Top: Illustration showing two different HRFs, one for draining veins and one for the parenchyma. Values were chosen to mimic results from Siero et al. 2011 for the visual cortex. Middle: Example responses obtained by convolving a sinusoidal stimulus (top row - 0.05Hz, bottom row - 0.20Hz) with both HRFs. Bottom: An extension of the middle panel, but showing amplitude of responses as a function of stimulus frequency.

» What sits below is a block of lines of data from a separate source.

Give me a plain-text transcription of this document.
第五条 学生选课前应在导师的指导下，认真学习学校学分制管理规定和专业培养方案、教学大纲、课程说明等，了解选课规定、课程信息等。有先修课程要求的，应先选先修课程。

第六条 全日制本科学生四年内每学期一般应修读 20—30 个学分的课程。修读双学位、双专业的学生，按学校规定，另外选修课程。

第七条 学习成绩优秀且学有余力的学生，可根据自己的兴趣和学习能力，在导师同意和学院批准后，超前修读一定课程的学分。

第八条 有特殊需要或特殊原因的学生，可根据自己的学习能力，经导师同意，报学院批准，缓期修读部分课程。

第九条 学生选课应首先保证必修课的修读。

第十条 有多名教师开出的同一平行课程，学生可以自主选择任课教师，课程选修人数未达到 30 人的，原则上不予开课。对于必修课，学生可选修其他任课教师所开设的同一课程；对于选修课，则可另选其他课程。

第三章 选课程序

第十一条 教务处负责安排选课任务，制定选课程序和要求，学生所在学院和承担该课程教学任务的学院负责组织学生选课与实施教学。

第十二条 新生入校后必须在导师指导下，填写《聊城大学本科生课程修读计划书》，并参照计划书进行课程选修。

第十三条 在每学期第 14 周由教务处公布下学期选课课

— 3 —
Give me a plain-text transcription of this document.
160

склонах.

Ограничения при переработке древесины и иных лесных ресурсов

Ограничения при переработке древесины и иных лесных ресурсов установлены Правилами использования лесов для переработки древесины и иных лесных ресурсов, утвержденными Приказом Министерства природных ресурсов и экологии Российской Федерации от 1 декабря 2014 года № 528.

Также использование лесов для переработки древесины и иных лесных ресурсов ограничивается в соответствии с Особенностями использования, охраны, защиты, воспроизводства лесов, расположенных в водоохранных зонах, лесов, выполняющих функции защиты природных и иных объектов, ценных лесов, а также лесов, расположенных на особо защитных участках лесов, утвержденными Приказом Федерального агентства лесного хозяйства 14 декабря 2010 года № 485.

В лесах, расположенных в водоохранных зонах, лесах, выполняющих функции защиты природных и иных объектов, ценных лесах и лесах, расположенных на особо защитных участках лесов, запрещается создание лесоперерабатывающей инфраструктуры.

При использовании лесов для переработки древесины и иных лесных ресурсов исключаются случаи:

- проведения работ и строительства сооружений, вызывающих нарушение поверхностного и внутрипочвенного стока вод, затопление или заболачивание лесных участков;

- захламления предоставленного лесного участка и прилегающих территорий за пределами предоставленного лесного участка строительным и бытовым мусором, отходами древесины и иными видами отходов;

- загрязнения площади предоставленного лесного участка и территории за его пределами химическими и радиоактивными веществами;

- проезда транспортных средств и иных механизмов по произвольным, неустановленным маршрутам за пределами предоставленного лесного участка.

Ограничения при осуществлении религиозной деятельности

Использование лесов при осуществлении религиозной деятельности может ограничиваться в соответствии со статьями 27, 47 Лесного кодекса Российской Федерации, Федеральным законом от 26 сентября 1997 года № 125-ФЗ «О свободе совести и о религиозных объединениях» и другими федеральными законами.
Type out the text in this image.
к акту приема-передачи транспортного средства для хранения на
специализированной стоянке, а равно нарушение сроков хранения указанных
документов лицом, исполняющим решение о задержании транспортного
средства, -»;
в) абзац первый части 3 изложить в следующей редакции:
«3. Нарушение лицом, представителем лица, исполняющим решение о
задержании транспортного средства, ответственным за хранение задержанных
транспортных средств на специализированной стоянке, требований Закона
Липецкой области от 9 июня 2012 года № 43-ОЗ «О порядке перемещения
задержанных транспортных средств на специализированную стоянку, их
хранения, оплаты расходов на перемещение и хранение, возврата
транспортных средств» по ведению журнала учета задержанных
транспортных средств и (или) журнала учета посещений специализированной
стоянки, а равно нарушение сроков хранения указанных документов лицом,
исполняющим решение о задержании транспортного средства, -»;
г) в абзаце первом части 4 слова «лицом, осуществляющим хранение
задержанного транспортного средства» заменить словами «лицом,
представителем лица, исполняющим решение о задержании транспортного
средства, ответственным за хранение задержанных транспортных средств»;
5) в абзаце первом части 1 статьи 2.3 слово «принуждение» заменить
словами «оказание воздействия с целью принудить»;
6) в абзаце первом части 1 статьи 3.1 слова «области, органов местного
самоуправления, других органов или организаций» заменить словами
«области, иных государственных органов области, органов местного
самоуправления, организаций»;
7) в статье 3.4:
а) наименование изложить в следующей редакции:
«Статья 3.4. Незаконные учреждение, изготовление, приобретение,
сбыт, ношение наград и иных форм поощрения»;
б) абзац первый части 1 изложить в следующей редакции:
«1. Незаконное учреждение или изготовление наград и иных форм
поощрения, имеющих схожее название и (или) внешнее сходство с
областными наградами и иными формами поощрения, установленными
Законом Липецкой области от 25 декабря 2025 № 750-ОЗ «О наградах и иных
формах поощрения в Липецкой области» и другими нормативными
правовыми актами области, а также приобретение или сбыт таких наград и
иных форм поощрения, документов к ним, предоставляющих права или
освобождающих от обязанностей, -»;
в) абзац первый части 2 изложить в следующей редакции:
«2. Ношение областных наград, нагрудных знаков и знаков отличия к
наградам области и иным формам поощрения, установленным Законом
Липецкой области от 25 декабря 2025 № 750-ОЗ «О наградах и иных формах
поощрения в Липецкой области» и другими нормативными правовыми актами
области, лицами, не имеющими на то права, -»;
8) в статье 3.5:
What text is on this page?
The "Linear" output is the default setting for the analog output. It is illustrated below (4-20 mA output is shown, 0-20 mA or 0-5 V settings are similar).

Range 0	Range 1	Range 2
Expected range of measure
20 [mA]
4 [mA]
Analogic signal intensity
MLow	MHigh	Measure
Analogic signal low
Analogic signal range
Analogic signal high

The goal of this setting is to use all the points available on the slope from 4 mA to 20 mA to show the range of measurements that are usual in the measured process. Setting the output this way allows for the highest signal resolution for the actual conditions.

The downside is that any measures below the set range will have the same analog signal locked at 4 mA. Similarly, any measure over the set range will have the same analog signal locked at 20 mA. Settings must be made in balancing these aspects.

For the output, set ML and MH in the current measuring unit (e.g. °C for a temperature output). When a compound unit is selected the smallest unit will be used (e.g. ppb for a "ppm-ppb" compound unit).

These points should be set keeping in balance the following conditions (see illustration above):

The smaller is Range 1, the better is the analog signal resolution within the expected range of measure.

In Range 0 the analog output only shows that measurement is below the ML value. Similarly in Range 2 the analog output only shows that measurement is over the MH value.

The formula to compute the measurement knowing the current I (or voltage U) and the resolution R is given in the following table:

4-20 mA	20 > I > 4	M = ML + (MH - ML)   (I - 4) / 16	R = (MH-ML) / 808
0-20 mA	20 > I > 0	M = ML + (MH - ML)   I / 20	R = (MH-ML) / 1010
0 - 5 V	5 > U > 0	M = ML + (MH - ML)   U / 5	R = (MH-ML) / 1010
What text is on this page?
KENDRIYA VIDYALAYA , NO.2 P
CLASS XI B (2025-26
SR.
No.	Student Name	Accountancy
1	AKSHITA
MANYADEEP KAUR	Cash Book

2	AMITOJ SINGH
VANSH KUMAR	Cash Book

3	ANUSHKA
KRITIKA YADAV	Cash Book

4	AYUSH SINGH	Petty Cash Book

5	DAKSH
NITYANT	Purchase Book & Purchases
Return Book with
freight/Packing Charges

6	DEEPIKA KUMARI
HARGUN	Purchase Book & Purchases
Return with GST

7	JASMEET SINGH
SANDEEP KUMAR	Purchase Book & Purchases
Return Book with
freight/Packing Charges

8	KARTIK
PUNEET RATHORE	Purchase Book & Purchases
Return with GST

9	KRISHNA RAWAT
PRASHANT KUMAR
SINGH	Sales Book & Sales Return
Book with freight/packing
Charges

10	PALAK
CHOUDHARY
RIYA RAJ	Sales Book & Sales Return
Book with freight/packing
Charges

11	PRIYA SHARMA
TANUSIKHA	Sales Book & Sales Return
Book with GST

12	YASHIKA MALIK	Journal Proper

Vessels (yellow) were identified by overlaying the z-scores from the slow frequency functional localizer on top of a high-resolution T2* weighted GRE image. A threshold was found at 99.7% in the functional map that had good agreement after visual inspection with the GRE. We chose to be conservative to minimize false positives (tagging parenchymal voxels as vessels), even at the cost of potentially tagging vessels a parenchyma.

Averaged responses for all stimulus frequencies for an example subject. Top: Percent signal change maps (color scales: 0-5.51, 0-4.43 and 0-1.8 PSC). Arrows point to largest veins found on the calcarine sulcus. As the stimulus frequency increases, the absolute difference between the vessels and the parenchyma gets smaller, so veins are less pronounced. Bottom: Trial averaged time-courses, color coded by compartment. Shaded area represents bootstrap confidence intervals after resampling trials.

Response properties across voxels in parenchyma show minimal depth-dependence after removing veins. Scatter plot of response amplitudes as a function of cortical depth (0: WM, 1: Pial). Each dot corresponds to a voxel in the averaged run of an example subject. Contour plots represent a probability density fit to the distribution of voxels (10 contours at every 10% percentile). The absolute difference between compartments decreases with increasing stimulus frequency. Note: % on left axis represents mean PSC +- std. error.

During fast stimuli, amplitudes are higher than canonical HRF models predict, for both veins and parenchyma. Bar plots of amplitude attenuation for all subjects. Each bar corresponds to the mean amplitude attenuation across all voxels (error bars represent 95% confidence intervals). Left: attenuation ratio of responses at 0.10Hz, relative to those at 0.05Hz. Right: attenuation ratio for the 0.20Hz/0.05Hz responses. Higher values represent less attenuation, i.e., larger responses for faster stimuli.